Como as multinacionais e os conglomerados de comunicação atuaram coordenados na derrubada do presidente Fernando Lugo
Leonardo Wexell Severo
“A
situação de expectativa gerada pela decisão dos legisladores de submeter o presidente
Fernando Lugo a juízo político foi, finalmente, resolvida de um modo ordenado,
pacífico e respeitoso da legalidade, da institucionalidade e dos critérios essenciais
de equidade que devem presidir processos tão delicados como o que acaba de ser levado
a bom termo. A destituição do presidente
abre fundadas esperanças num futuro melhor”

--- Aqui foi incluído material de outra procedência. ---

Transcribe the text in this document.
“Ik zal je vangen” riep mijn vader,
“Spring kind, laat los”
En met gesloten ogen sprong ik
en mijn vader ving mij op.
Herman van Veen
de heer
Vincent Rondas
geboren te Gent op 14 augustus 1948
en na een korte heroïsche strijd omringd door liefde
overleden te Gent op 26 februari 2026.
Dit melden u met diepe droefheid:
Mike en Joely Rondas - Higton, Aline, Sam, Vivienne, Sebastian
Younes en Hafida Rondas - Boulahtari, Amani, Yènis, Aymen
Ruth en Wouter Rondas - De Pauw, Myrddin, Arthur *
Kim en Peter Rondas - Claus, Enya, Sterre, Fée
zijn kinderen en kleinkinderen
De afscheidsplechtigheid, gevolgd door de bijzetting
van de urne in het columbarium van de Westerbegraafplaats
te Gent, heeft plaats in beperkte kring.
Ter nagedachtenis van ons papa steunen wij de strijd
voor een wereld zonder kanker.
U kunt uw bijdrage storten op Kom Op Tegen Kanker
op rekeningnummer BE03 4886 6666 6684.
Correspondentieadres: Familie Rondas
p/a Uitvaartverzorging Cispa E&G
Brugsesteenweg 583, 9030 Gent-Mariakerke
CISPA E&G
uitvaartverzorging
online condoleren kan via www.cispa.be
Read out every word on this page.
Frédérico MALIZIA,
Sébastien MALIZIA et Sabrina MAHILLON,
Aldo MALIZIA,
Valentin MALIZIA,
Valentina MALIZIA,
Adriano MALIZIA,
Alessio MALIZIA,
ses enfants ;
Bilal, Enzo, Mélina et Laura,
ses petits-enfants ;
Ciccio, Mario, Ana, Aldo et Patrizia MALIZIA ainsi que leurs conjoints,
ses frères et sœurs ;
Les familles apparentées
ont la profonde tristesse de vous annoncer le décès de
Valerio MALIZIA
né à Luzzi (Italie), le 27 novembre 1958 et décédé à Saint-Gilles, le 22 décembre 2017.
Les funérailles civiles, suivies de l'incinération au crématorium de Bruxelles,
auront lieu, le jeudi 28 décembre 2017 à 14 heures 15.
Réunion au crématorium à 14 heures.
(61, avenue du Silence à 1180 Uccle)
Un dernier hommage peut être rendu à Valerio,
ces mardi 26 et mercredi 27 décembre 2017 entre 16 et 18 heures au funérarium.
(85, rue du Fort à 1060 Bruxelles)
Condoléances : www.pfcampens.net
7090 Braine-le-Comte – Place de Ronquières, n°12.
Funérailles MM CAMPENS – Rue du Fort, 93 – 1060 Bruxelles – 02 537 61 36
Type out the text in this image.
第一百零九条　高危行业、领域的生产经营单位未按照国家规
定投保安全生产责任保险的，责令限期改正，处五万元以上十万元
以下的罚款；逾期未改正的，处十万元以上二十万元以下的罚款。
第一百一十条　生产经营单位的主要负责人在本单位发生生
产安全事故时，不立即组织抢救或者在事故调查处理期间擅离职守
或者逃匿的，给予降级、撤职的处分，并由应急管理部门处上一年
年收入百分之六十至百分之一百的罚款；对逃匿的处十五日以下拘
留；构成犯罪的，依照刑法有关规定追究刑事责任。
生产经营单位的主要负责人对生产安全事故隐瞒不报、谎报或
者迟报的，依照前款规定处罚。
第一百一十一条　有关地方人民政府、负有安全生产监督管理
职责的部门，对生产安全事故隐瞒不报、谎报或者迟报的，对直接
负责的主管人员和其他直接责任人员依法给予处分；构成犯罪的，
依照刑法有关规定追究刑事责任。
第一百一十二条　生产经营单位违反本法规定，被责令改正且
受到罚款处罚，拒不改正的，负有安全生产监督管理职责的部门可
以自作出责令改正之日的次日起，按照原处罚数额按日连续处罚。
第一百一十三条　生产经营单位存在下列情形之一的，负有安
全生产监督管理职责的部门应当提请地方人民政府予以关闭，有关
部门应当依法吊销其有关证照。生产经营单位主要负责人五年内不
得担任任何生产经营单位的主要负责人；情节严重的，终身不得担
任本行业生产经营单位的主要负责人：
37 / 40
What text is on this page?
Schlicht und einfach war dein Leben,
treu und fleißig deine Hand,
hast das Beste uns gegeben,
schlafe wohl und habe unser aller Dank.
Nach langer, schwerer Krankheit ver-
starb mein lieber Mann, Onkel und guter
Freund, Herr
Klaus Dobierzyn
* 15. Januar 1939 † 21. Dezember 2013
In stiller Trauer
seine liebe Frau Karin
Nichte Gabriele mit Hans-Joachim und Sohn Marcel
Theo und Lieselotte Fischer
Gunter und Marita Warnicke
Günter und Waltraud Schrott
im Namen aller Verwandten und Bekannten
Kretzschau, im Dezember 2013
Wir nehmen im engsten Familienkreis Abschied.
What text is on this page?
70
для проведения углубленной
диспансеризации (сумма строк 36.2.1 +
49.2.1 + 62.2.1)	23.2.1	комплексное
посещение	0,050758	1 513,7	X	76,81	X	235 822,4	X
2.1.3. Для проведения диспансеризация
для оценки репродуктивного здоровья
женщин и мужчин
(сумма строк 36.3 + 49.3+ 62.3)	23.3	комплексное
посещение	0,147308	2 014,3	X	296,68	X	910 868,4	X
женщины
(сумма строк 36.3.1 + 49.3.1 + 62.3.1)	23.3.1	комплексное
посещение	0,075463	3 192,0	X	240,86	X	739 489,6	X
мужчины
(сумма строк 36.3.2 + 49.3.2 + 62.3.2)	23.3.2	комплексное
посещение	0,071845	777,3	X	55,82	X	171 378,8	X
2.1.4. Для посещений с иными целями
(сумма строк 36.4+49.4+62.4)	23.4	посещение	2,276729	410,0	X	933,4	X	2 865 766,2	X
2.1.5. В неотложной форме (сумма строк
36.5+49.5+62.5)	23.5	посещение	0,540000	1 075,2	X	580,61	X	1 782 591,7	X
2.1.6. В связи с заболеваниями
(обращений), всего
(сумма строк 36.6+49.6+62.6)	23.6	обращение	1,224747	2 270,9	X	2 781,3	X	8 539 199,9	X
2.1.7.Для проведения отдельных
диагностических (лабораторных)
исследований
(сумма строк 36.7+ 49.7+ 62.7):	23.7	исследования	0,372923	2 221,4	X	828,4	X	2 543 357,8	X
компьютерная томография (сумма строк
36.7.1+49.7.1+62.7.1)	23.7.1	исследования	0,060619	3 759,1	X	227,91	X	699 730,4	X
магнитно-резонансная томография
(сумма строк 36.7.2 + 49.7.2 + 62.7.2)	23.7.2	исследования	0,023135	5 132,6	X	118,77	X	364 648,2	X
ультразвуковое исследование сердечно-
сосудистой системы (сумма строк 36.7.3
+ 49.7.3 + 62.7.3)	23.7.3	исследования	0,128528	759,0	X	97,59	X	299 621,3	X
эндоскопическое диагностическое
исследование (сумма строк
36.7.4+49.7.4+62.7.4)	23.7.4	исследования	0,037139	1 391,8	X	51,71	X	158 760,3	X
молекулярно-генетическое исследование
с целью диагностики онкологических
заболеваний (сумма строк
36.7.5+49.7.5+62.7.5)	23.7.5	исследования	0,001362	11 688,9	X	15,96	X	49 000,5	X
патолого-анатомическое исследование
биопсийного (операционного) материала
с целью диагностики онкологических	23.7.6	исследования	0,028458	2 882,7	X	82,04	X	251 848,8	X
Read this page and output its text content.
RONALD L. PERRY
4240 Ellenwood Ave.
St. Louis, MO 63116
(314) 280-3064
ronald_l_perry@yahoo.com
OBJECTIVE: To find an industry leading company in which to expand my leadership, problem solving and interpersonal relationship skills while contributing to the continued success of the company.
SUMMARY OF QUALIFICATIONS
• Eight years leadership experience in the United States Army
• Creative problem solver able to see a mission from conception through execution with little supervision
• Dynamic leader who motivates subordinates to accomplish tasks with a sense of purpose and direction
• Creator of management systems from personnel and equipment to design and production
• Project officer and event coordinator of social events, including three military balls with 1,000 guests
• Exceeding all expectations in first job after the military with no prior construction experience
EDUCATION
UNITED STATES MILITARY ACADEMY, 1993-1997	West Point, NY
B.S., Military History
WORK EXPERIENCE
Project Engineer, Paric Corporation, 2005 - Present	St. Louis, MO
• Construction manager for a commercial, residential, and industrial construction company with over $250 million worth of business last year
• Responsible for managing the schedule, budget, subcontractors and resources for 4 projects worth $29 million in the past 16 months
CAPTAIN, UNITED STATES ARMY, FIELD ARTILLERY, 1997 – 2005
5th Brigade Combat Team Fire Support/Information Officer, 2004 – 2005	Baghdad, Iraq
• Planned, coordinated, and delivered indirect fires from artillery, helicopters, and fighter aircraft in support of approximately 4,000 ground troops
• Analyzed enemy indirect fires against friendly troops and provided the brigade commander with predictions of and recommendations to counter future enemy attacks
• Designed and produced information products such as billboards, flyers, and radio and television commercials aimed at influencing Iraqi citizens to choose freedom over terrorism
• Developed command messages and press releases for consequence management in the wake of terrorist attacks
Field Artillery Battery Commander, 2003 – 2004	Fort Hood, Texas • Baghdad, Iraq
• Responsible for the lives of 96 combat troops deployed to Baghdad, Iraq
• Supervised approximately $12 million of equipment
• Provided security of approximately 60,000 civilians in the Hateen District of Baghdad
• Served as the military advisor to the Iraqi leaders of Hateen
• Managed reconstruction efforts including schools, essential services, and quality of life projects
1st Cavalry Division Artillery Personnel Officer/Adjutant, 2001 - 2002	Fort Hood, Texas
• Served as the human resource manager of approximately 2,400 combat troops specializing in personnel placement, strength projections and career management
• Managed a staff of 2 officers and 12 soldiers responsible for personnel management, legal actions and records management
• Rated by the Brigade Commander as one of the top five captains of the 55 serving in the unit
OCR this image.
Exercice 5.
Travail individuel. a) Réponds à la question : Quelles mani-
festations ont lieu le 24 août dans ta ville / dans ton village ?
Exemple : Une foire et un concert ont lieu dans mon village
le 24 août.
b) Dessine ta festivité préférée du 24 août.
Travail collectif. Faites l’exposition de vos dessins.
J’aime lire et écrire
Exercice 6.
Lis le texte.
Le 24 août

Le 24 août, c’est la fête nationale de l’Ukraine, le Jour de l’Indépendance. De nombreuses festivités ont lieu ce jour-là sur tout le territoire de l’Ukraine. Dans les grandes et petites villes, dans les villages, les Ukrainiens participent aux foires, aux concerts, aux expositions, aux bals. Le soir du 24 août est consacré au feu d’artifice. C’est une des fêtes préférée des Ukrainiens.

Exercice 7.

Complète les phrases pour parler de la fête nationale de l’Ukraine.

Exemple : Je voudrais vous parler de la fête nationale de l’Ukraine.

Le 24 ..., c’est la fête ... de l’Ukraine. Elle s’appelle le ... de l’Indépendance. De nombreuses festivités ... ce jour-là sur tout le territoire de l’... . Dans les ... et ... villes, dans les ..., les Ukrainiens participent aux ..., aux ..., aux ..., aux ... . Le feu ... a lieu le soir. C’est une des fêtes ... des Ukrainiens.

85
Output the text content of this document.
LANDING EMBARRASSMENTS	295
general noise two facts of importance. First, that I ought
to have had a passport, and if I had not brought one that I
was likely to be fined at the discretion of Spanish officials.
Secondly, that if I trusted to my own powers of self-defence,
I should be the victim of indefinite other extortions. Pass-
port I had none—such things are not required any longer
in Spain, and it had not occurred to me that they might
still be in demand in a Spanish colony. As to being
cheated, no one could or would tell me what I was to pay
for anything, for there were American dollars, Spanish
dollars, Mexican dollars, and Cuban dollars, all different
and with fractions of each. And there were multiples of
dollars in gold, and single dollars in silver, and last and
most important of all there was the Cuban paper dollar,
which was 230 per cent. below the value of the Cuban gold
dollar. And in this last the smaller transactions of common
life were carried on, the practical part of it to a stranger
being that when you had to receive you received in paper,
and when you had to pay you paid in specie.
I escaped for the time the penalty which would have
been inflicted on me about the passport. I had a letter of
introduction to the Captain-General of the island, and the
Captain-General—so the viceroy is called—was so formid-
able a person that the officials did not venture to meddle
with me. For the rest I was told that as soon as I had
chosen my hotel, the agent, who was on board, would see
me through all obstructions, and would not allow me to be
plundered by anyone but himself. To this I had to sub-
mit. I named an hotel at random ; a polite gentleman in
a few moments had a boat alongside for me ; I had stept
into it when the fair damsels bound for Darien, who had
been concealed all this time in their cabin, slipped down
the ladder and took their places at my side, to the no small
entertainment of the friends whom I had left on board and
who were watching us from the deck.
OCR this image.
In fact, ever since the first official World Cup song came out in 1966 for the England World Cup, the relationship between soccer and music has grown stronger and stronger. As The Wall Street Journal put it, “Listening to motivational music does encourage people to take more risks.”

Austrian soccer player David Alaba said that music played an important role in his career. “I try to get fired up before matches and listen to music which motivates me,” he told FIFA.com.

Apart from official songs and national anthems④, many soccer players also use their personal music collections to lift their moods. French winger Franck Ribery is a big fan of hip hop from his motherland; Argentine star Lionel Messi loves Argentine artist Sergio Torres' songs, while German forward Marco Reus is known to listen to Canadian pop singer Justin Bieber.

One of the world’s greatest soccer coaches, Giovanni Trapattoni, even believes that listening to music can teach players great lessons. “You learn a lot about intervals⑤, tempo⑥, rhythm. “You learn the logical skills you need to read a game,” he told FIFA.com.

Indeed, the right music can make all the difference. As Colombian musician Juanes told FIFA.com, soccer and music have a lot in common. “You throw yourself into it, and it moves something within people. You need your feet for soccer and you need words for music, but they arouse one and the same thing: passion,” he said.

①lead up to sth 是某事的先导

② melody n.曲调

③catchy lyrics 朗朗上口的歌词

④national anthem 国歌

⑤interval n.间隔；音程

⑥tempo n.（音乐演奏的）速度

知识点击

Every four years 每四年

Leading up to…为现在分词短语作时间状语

Editorial do jornal ABC Color
“Um
presidente sem respaldo, que se mostra negligente e incapaz, não pode seguir
governando. Sem lugar a dúvidas, o erro mais grave de Fernando Lugo foi o
respaldo outorgado a dirigentes de supostos camponeses que receberam carta branca
do governo para invadir terras, ameaçar e desafiar o Estado de Direito. Lugo
decepcionou a grande maioria da cidadania paraguaia com suas decisões errôneas,
seu sarcasmo, sua desastrosa vida pessoal, sua ambiguidade e sua crescente
amizade com inimigos declarados da democracia, como Hugo Chávez e os irmãos
Castro”
Editorial do jornal
Vanguardia
“Lugo tem princípios populistas (não necessariamente incendiários). A reputação de honestidade lhe ajudou a ganhar, porém necessitará um pouco da ajuda do céu para exercer a Presidência”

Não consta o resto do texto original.